Now the thing I like about this picture is that it resulted from a bad print (hence the scan-lines) when my cyan cartridge ran out and I've never been able to 'shop the original shot to look anything like it. That's me at the Maroon Bells the summer before last. Everything is so pink you can't really tell that I've been terribly sunburned.
Well, that was reasonably painless. I carved fewer jacks this year than usual, thanks in part to the Countdown to Halloween. I started the blog last October, too late to join last years countdown, so I was ready for it this time. The countdown inspired me to check out the coffin races for the first time, which I'll plan never to miss again. And I've gotten some good ideas for next year. I apologize to the people who came to my blog looking for tips on how to make their own Halloween Spooky Laboratory. Unfortunately, I just got the blog's title from an episode of South Park. Maybe that's something for me to consider for next years countdown.
Anyway, a hearty Cheers! to all of the other Countdown participants, Happy Halloween!, thanks for dropping by and may your Day of the Dead hangover be mercifully brief.

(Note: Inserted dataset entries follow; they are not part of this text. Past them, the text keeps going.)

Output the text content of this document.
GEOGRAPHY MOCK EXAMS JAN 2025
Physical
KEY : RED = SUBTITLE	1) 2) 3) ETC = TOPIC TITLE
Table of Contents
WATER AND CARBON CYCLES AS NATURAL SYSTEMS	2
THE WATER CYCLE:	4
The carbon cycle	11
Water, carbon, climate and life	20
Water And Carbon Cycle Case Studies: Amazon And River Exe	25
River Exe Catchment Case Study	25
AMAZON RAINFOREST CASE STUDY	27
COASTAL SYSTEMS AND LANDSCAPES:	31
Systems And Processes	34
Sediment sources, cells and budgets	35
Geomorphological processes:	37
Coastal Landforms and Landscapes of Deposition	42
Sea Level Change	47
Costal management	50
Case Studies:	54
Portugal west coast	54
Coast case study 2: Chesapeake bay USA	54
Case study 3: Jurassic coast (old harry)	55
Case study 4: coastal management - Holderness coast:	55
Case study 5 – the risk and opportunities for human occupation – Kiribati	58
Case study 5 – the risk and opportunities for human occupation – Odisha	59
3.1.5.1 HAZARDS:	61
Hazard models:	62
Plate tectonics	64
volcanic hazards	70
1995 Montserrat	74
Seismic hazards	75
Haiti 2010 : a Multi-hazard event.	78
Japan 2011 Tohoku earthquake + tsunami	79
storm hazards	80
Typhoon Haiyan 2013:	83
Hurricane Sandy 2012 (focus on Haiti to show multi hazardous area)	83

Hmmm. Kind of makes me hungry for cinnamon rolls. Well, this is my third and last jack this year. I think I get less enthused about carving the fancy ones each year. Sculpting in such a perishable medium just seems like a waste. And I don't want to spend fifty bucks on a decent pumpkin but the $5 variety totally blow for sculpting in. I'm about ready to hold off carving them until they develop a decent synthetic pumpkin. I could carve them all year around and sell them before Halloween instead of spending that precious time slaving over a rotting fruit, racing against a bunch of bacteria. I know, I suppose it's just not the same, huh? I started using electric lights to light my pumpkins years ago, though, so why not switch to fake pumpkins while I'm at it? Right now there doesn't seem to be a material with the same carving qualities of a fresh pumpkin. But I think we'll see the development of suitable synthetic pumpkins for serious sculptors in the coming years. Most people are still going to want the real thing.
Anyway, something I found online gives me ideas for a different method next year: This isn't far removed from my earlier method but this sort of jack could be appreciated in light or dark and would cut out a lot of the headaches of my current technique. On the downside it isn't sculpting in the same sense as my current method. Also, as with every other method I've tried, most people who see it don't realize it's a real pumpkin.

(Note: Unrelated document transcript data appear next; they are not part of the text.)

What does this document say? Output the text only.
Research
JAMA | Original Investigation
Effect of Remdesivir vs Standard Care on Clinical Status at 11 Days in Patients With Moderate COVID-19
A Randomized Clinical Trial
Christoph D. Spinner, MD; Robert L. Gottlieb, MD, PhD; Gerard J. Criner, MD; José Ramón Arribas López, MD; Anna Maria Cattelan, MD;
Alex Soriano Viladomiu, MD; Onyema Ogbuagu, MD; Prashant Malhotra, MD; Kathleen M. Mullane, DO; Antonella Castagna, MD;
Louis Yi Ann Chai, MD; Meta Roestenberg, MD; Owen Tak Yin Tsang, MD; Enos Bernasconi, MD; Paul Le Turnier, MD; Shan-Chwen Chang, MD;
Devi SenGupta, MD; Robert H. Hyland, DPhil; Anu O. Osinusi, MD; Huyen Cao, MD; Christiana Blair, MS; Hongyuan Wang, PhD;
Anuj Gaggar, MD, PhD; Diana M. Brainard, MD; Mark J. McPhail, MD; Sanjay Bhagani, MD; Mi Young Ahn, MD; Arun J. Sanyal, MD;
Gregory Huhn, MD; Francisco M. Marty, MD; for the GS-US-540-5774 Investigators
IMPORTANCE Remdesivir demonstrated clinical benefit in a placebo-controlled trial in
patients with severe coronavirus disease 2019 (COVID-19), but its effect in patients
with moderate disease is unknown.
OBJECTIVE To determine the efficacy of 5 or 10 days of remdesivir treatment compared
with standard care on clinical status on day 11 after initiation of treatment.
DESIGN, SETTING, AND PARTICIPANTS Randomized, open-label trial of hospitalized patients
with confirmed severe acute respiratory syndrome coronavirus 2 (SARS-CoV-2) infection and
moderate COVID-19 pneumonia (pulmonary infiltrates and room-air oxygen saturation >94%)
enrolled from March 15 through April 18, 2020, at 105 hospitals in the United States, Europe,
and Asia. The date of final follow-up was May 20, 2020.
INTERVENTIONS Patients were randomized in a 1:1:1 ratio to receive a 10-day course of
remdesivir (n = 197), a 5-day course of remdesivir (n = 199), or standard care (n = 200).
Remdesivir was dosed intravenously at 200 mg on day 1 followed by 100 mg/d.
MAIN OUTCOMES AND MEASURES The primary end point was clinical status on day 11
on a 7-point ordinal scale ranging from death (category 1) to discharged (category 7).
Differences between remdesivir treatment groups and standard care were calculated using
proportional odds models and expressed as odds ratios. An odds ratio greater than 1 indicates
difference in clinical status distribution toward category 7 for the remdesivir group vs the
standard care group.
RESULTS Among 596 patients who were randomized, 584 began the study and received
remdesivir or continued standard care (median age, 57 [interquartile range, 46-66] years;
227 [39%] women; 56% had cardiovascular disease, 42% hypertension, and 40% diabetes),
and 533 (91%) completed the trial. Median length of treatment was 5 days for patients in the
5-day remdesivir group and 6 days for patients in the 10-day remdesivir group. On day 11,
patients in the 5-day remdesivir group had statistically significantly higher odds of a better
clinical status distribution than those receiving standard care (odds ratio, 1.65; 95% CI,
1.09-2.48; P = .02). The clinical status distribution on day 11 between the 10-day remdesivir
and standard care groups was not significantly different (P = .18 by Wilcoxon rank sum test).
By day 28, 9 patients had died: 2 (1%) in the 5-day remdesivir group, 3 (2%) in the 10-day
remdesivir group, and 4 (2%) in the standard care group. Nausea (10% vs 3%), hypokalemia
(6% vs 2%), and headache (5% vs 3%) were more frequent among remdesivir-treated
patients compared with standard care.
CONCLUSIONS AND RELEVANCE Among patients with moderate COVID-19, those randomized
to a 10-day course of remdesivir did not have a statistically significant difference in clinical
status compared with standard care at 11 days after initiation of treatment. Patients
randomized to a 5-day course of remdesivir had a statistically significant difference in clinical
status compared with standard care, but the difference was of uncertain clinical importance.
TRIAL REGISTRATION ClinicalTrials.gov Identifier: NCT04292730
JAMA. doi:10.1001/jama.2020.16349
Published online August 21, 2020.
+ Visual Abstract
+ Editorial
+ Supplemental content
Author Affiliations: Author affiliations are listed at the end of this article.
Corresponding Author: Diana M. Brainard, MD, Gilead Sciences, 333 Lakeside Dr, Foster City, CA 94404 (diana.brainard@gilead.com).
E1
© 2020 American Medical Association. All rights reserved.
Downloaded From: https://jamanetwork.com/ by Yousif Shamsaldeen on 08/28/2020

No the people of Manitou Springs, Colorado aren't a bunch of chanting and gibbering deformed idol-worshipping savages out of a Lovecraft story, they just really know how to celebrate Halloween. And their Halloween spirit shines the brightest during the Emma Crawford Coffin Races, held every year the Saturday before Halloween. This years event, the 15th annual ECCR, had the fortune of falling on one of the warmest sunniest day of the month.
Emma Crawford was a lovely young woman, afflicted with tubeculosis, whose family moved to Manitou in 1889 to provide her with the believed restorative powers of the local mineral springs and mountain air. Emma asked to be buried on nearby Red Mountain and when she died, in 1891, her family had the wish fulfilled. Unfortunately, Emma's body was relocated years later by the railroad to the south side of Red Mountain where the heightened exposure to the elements caused Emma coffin to become unearthed and wash down the mountainside in 1929. Emma's poor abused bones were re-interred in a cemetery in an unmarked grave and rumor has it that Emma's ghost haunts the slopes of Red Mountain looking for her lost resting place.

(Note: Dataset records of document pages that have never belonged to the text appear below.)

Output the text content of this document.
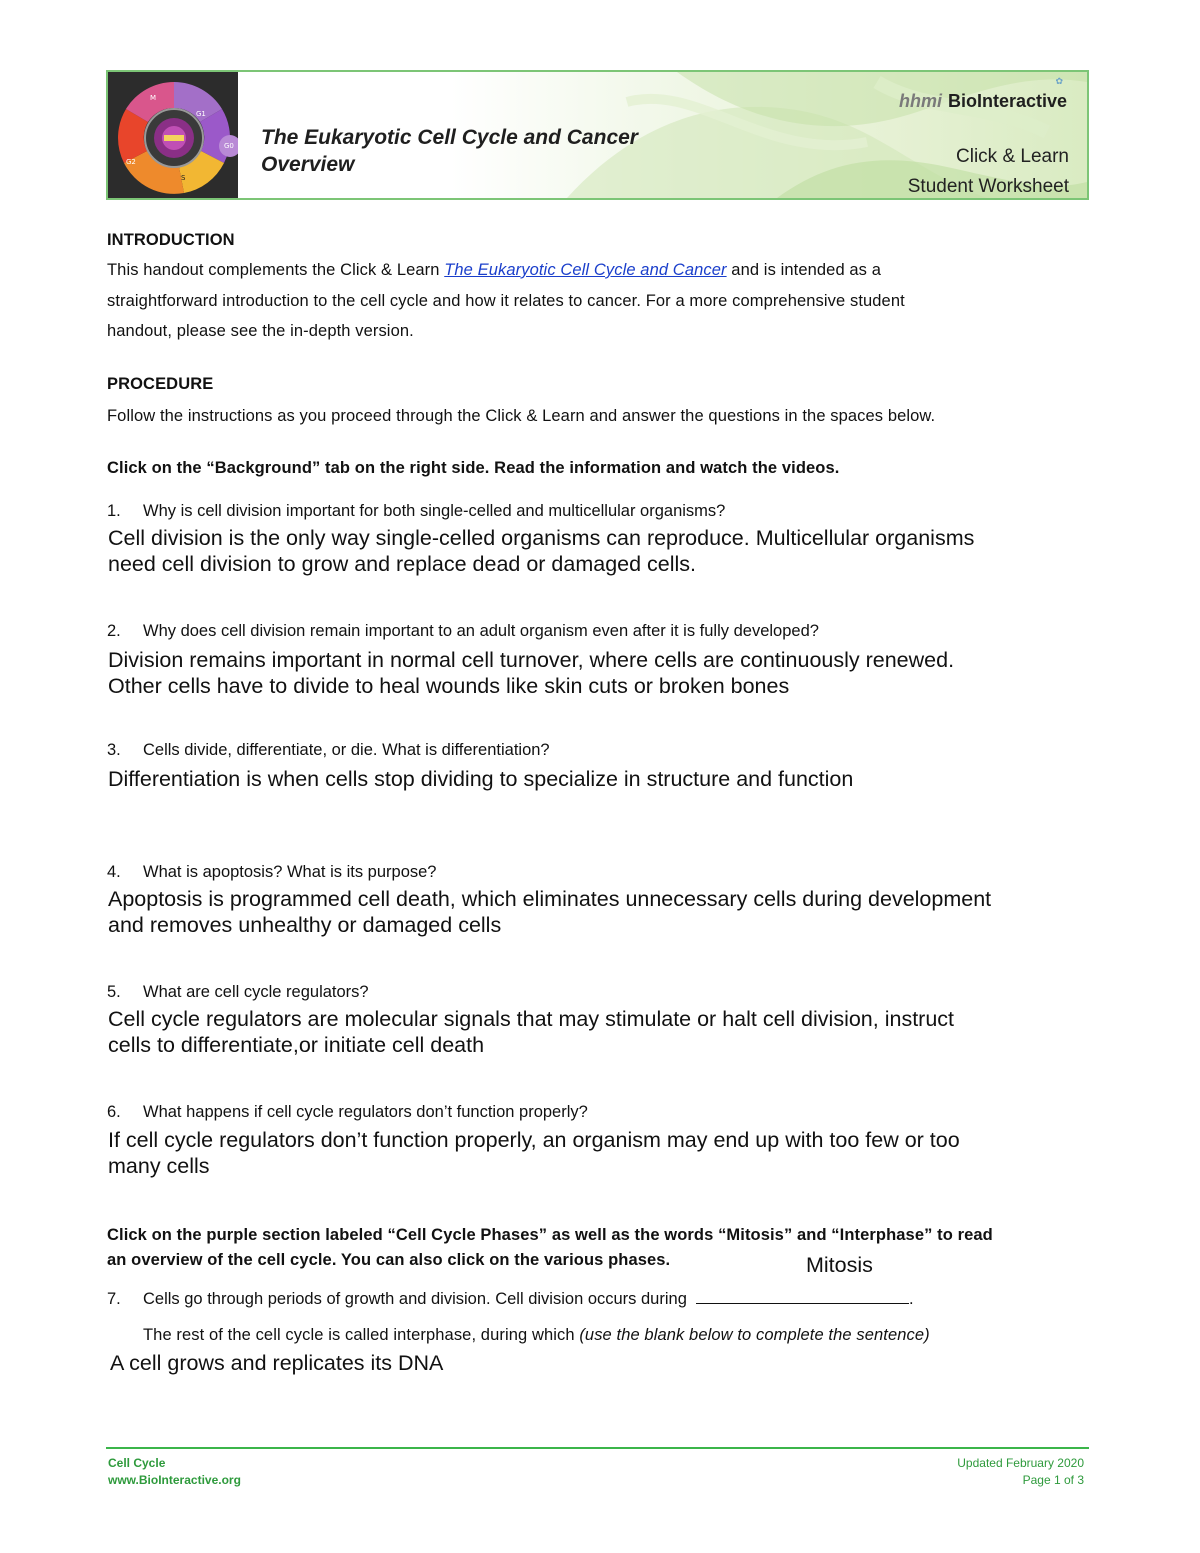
M
G1
G0
S
G2
The Eukaryotic Cell Cycle and Cancer
Overview
✿
hhmi BioInteractive
Click & Learn
Student Worksheet
INTRODUCTION
This handout complements the Click & Learn The Eukaryotic Cell Cycle and Cancer and is intended as a
straightforward introduction to the cell cycle and how it relates to cancer. For a more comprehensive student
handout, please see the in-depth version.
PROCEDURE
Follow the instructions as you proceed through the Click & Learn and answer the questions in the spaces below.
Click on the “Background” tab on the right side. Read the information and watch the videos.
1. Why is cell division important for both single-celled and multicellular organisms?
Cell division is the only way single-celled organisms can reproduce. Multicellular organisms
need cell division to grow and replace dead or damaged cells.
2. Why does cell division remain important to an adult organism even after it is fully developed?
Division remains important in normal cell turnover, where cells are continuously renewed.
Other cells have to divide to heal wounds like skin cuts or broken bones
3. Cells divide, differentiate, or die. What is differentiation?
Differentiation is when cells stop dividing to specialize in structure and function
4. What is apoptosis? What is its purpose?
Apoptosis is programmed cell death, which eliminates unnecessary cells during development
and removes unhealthy or damaged cells
5. What are cell cycle regulators?
Cell cycle regulators are molecular signals that may stimulate or halt cell division, instruct
cells to differentiate,or initiate cell death
6. What happens if cell cycle regulators don’t function properly?
If cell cycle regulators don’t function properly, an organism may end up with too few or too
many cells
Click on the purple section labeled “Cell Cycle Phases” as well as the words “Mitosis” and “Interphase” to read
an overview of the cell cycle. You can also click on the various phases.	Mitosis
7. Cells go through periods of growth and division. Cell division occurs during	.
The rest of the cell cycle is called interphase, during which (use the blank below to complete the sentence)
A cell grows and replicates its DNA
Cell Cycle
www.BioInteractive.org
Updated February 2020
Page 1 of 3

So I trust you get the basic premise. Every year the folks of Manitou pay tribute to Emma's spirit with a racing competition where colorfully-costumed teams push coffin-like carts ( two at a time) to the finish line, each bearing a unique representation of the restless Miss Crawford.
Each year there is an invitation only wake at the Miramont Castle the evening before the race and the next day the public event begins with a parade in Emma honor featuring a convoy of pimped-out hearses as well as the race competitors themselves.
It's basically a Halloween event, with dazzling costumes on both sides of the parade-tape.
Prizes are given for originality of the teams costumes and coffins as well as the actual races.
The event gives Halloween exhibitionists a perfect place to flaunt their nature, such as... What's this?...
What's bugging those dogs? Some kind of remote-controlled car?
Oh, but of course...
The fact is, there were so darned many people packed onto Manitou Avenue that I gave up trying to get good shots of the races themselves. But I knew someone would have video up on YouTube by the time I wrote this post, anyway.